Patrick, check out Richardson's v.3 Picasso life (Mailer’s Picasso claimed “no original scholarship”), it's as if the Louvre incident didn't happen, a blip.

I also wanted to add that another protean visual artist Giambattista Tiepolo is the subject of a new study, "Tiepolo Pink" (Odette’s favorite colors in Proust) by Roberto Calasso and reviewed in the TLS by Ferdinand Mount.

The Rescue of Tiepolo

Mount says:

The disdainful ease, the sprezzatura, which had been the glory of high art for so long was now written off as trumpery show.
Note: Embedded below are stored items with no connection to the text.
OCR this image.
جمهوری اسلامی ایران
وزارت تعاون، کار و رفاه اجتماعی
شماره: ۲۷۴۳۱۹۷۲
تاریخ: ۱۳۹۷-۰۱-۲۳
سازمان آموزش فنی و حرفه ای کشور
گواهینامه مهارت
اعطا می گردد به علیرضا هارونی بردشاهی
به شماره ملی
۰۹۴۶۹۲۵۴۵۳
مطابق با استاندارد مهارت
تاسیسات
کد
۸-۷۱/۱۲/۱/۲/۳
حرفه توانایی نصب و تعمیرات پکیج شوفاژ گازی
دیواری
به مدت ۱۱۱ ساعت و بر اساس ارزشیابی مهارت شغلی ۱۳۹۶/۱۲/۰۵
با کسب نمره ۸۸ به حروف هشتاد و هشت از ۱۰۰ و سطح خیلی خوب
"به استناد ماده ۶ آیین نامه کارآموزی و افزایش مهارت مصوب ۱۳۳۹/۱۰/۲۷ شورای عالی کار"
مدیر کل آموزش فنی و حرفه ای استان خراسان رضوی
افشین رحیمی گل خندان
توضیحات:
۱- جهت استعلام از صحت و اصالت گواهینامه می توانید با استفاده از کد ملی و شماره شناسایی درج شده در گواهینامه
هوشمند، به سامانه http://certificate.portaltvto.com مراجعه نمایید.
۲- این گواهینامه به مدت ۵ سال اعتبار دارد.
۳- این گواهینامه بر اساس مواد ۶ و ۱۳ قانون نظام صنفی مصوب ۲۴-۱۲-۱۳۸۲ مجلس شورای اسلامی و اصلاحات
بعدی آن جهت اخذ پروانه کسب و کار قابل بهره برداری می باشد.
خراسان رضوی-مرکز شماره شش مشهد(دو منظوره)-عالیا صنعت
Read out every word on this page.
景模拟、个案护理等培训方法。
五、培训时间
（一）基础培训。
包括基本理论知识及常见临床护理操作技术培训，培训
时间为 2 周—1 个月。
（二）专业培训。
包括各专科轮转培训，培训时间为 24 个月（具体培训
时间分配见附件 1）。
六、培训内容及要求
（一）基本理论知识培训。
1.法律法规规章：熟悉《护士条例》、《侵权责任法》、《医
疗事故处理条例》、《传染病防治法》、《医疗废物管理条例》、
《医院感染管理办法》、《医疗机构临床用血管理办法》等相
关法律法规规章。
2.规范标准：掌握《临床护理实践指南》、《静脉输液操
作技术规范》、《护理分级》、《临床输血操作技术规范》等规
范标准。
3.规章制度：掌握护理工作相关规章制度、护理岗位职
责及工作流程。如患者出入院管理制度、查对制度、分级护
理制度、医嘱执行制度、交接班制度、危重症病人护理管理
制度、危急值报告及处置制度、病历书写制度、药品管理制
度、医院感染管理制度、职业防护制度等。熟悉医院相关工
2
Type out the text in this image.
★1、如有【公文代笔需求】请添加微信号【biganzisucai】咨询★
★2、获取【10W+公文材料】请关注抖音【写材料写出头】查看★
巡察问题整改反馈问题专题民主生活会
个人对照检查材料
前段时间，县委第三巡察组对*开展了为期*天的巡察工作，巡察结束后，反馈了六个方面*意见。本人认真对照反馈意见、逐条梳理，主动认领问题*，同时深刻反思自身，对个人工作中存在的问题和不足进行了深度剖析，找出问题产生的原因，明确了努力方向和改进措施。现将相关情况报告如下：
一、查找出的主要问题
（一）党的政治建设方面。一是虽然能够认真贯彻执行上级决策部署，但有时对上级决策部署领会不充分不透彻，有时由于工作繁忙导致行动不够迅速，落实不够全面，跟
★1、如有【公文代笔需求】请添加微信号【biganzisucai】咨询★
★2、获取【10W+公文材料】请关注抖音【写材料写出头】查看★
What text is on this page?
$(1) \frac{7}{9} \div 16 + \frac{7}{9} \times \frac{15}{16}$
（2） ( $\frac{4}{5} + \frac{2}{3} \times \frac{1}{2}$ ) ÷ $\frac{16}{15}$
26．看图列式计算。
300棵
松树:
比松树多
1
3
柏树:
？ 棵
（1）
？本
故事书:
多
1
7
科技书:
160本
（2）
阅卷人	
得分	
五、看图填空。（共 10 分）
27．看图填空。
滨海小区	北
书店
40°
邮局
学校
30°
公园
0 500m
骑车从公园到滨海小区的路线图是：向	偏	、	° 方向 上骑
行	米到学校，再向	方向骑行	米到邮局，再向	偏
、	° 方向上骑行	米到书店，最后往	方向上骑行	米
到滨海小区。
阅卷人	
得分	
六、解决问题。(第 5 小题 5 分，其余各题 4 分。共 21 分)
“And so”, Calasso tells us, not without a touch of sprezzatura himself, “painting took its leave of us – at least in the particular, singular, irretrievable sense it had acquired for roughly five centuries in Europe.” Afterwards, we were left merely with artists, with their personalities and idiosyncrasies. No longer were their names written in water, like those of Keats, Mozart and indeed Tiepolo, but rather in blood and biopics. Caravaggio not Tiepolo was declared the first modern painter ... The nineteenth century, Calasso declares, had “irrevocably lost the knack for dealing with the past”.

&

... We must never forget how much Tiepolo had in reserve as his hand moved with amazing speed over the damp plaster. But the speed caught the vision, rather than smothering or coarsening it.

Getting back to the critics, if Balanchine & Ashton are our Picasso and Tiepolo, where are our Sventlana Alpers and Michael Baxandall and Calasso and T J Clark who can discuss dance in a larger way? Macaulay tries -- but maybe dance by its very nature eludes the new critrical tools of art history.

And at the least, the British critics -- though Ismene Brown was very witty (“arabesques held well past their bedtime”) -- could have done with more depth and perspective in the their reviews of the recent Cuban Ballet Nacional performances at the London Coliseum.